Fidel cites Scherfig’s “The Shift,” noting that the Danish director is not so much interested in the procedural nature of a hospital show but engaging the viewer on an emotional level. Similarly, “Le Temps des Framboises” uses humor “as a gateway to make us feel a bit more open, leaving us a bit more vulnerable for grief of this show to have a really strong effect.”

Fidel also says the Berlinale Series program highlights how “a really good show can come from anywhere these days.

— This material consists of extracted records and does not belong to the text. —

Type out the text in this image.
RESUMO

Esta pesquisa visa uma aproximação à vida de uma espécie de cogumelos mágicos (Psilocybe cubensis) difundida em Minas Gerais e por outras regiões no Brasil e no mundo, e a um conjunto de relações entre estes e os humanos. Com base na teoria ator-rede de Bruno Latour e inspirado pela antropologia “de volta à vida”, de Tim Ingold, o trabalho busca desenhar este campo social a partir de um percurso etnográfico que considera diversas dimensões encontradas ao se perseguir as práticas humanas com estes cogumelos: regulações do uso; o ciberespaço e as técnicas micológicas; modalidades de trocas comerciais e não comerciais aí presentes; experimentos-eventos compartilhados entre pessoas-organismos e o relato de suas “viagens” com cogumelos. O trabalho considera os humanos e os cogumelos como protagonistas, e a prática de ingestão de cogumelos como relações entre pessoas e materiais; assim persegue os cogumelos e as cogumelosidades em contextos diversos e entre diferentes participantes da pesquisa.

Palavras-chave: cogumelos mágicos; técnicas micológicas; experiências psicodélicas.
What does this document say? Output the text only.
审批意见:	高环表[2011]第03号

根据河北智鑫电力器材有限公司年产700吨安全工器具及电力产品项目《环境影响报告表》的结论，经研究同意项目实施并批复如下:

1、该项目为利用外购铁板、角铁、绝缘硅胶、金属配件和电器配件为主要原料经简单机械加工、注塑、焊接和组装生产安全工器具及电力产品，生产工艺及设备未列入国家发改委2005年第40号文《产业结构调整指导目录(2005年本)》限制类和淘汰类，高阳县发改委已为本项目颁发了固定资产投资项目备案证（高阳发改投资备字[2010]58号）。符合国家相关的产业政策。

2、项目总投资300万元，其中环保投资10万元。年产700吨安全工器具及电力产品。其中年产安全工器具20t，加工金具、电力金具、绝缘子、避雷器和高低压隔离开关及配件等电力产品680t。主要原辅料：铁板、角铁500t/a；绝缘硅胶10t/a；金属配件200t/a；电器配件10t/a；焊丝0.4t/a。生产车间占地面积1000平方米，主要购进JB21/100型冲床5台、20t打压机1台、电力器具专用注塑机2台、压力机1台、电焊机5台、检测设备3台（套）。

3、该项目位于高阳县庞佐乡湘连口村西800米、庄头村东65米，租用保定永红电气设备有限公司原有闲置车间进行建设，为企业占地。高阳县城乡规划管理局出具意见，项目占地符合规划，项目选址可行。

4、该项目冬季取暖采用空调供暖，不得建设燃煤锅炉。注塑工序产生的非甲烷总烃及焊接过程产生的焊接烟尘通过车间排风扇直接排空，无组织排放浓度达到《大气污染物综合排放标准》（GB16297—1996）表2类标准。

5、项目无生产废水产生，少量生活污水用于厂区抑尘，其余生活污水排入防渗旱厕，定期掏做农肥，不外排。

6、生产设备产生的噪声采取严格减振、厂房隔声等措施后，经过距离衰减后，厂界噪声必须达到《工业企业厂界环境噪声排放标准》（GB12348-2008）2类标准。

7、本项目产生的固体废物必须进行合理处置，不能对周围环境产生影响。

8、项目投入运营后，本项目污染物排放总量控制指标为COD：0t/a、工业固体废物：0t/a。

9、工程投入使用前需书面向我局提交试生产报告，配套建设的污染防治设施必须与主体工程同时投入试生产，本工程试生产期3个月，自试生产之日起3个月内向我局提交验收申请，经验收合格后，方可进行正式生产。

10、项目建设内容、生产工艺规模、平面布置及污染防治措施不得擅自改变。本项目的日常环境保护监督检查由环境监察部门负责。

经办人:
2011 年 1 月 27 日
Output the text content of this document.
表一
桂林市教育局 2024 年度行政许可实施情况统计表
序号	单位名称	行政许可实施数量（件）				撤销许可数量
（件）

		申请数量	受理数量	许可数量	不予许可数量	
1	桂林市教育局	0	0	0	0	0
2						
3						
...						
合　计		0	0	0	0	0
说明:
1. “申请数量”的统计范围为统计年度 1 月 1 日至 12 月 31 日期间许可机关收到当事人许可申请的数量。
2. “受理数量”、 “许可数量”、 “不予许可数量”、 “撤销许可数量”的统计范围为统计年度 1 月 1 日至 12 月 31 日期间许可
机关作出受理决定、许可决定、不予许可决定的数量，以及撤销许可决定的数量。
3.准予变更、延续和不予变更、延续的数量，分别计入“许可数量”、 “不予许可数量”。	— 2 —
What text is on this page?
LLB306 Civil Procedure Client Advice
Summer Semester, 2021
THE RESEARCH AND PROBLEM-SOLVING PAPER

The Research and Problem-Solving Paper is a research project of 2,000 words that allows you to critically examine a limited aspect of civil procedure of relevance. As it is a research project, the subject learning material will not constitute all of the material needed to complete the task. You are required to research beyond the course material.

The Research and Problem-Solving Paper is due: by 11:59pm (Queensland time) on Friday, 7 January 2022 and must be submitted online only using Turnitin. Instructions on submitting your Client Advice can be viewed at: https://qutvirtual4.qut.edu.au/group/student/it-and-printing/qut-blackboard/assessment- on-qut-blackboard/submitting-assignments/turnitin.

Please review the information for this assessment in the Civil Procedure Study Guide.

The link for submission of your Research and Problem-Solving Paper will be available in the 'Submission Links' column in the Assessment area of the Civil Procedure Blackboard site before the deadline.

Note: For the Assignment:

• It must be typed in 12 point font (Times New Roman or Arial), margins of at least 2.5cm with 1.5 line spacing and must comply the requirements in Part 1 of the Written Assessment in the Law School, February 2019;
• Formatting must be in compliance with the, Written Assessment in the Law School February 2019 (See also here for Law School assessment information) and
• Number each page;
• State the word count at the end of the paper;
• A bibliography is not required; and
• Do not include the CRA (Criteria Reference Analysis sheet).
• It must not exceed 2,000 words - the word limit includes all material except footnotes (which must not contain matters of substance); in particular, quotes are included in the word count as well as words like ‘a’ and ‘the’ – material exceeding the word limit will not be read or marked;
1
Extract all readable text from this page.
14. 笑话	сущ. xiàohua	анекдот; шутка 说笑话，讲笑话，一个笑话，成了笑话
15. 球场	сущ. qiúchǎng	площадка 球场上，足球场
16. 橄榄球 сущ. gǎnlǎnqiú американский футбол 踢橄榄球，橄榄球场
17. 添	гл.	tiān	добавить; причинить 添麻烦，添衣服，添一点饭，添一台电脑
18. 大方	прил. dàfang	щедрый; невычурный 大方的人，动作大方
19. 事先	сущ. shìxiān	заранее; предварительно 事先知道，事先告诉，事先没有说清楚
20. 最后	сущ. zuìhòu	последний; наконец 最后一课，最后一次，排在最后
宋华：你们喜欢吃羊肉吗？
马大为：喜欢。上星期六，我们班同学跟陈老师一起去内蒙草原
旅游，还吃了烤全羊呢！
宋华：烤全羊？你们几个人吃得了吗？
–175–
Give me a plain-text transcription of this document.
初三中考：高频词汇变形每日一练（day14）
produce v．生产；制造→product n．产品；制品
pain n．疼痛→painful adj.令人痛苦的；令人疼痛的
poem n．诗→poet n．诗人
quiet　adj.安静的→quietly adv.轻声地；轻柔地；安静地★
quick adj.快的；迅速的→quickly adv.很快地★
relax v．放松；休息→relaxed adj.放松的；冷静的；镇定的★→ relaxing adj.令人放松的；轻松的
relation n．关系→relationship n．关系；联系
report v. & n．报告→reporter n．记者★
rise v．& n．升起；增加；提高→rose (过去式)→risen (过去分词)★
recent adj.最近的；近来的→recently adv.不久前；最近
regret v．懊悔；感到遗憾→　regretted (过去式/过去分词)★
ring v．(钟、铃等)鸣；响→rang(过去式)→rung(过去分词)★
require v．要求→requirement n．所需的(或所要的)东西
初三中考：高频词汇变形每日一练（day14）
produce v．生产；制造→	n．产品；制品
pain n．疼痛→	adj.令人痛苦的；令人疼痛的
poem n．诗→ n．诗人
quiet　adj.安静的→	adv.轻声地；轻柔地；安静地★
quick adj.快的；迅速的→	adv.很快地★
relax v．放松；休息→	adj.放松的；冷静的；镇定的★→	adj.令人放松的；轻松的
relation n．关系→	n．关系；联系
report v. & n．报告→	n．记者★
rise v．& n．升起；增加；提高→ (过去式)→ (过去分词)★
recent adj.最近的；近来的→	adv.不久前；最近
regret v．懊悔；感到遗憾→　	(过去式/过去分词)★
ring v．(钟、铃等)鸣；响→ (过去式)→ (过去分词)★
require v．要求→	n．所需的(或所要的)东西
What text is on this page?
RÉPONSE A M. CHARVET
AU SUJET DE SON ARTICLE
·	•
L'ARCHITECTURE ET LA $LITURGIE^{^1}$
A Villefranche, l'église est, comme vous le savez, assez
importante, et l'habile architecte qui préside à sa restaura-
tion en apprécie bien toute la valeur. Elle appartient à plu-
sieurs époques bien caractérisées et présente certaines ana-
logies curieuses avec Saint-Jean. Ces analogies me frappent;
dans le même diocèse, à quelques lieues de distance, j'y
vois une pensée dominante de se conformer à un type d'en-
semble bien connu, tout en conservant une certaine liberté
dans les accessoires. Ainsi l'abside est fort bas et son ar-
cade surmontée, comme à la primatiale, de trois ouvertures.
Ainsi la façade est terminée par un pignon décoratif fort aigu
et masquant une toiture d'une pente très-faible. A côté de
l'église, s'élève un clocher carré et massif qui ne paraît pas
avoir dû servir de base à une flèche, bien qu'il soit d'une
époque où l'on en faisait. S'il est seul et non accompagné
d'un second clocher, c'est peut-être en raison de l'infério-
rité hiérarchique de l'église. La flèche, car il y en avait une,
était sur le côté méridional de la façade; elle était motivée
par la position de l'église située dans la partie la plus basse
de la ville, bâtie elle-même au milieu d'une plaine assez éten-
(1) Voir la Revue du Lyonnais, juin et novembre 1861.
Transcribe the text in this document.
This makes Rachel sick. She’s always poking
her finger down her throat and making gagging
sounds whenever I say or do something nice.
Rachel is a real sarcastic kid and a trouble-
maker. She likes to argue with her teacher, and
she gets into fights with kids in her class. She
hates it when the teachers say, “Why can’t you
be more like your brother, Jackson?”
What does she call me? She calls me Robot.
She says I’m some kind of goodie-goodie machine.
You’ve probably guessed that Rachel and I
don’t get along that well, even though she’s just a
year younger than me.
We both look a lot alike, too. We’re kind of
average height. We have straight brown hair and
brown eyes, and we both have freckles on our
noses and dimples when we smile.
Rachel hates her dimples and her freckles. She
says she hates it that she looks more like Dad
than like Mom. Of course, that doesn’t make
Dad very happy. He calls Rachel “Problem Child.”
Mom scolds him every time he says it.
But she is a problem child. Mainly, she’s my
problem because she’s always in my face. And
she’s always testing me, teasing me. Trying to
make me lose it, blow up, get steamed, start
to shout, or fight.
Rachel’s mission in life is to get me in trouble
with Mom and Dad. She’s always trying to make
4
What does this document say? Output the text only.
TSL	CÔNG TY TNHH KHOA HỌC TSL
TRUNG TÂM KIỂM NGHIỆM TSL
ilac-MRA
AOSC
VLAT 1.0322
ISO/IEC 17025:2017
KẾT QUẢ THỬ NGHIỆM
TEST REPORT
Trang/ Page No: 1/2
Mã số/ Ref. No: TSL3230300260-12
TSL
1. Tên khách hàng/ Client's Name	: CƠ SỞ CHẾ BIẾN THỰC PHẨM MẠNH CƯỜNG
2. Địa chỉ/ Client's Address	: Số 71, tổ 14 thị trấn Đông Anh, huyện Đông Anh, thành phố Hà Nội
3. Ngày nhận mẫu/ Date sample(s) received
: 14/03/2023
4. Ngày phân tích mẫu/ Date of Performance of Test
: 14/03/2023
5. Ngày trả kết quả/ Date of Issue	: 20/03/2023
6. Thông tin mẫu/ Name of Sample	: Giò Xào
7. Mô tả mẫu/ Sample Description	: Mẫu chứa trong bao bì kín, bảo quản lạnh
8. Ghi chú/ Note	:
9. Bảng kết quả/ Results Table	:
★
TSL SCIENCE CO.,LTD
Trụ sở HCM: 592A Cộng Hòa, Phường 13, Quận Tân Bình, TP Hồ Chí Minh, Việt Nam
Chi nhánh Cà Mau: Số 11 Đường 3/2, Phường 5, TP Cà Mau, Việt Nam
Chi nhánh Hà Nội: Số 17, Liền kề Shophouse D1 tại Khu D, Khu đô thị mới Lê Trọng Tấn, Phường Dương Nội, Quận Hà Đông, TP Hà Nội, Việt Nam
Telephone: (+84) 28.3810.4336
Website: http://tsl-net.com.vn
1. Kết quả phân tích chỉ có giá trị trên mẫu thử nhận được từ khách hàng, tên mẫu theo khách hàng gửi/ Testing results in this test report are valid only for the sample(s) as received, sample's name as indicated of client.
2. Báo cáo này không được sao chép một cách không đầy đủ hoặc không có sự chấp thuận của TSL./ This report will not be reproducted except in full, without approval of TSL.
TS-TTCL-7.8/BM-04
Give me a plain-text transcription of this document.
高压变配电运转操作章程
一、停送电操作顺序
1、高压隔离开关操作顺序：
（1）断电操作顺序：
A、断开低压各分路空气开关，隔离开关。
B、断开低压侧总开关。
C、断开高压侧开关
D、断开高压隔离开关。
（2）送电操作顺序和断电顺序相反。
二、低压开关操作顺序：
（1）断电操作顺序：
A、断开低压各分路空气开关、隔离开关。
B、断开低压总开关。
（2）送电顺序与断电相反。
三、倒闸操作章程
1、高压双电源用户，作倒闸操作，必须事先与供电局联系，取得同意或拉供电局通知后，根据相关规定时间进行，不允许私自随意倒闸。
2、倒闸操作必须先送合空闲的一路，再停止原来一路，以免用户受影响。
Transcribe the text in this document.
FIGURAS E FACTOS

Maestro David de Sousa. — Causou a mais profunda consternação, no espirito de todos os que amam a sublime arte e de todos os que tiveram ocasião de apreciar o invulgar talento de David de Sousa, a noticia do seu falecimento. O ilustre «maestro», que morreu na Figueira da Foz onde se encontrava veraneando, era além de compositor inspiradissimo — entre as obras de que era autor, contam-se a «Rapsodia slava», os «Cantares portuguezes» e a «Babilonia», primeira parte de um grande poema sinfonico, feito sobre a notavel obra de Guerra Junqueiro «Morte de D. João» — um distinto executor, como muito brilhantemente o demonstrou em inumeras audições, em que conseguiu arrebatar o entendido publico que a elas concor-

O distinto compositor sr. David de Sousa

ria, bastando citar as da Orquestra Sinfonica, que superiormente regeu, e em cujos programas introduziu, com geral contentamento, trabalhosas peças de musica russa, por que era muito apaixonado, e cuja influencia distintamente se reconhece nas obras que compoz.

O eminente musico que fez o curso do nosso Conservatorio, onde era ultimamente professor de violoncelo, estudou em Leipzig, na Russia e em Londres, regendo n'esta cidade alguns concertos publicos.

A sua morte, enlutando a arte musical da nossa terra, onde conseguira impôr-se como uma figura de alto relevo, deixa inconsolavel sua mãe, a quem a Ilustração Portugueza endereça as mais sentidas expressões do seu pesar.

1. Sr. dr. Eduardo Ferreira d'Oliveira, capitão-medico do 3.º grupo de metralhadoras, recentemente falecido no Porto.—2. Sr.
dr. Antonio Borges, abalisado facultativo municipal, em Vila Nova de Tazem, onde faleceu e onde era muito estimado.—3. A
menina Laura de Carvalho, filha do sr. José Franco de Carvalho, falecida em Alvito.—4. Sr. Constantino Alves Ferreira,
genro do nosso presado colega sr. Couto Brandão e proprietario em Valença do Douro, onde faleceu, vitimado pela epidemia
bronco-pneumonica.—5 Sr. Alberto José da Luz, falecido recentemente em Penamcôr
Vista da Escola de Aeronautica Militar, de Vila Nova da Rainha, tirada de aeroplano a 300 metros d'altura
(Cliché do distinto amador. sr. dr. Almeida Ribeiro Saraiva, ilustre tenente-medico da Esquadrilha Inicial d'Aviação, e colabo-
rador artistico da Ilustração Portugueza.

It’s not necessarily the big streamer shows that are going to be the ones that end up with us — you can tell the other players have really caught up.”

The best dramas also now from a wide variety of countries, not just traditional sources such as the U.K. and the U.S. “Also, the really big, highly anticipated shows with really big stars aren’t necessarily the best shows,” says Fidel.

“Suspicion,” for example, is the first Czech drama to be selected for Drama Series, while Icelandic thriller “Black Sands” and supernatural crime thriller “The Rising,” the first drama to be produced entirely inhouse by the U.K.’s Sky Studios, round out the program.

Fidel says Scandinavia has had a good year. Three out of seven of the Drama Series titles hail from Scandinavia, while the Berlinale Series Market Selects showcases hot Scandi titles including “Harmonica,” produced by Warner Bros. Intl. Television Production Sweden for streaming platform Viaplay, and “Outlaw” from Danish broadcaster DR.

Fidel also cites “strong” dramas from territories such as Portugal and Croatia. Portugal is represented in the Market Selects program with Patricia Müller’s buzzy female empowerment story “Vanda,” which is being sold by Legendary Television, while Croatia has corruption and human trafficking tale “Šutnja” (“The Silence”), sold by Beta Film.

Latin America also makes its presence felt, not just with Burman’s latest in Drama Series but also with titles such as Brazil’s “A Woman’s Fate” in Market Selects. “You didn’t necessarily have arthouse shows from Latin America for a long while because of their different TV tradition there, but it is definitely happening now,” says Fidel.

This all underlines her point that the next big hit drama could come from anywhere in the world. “Look at what happened last year with ‘Squid Game’ stealing the show. That’s just what you see happening a lot now,” says Fidel.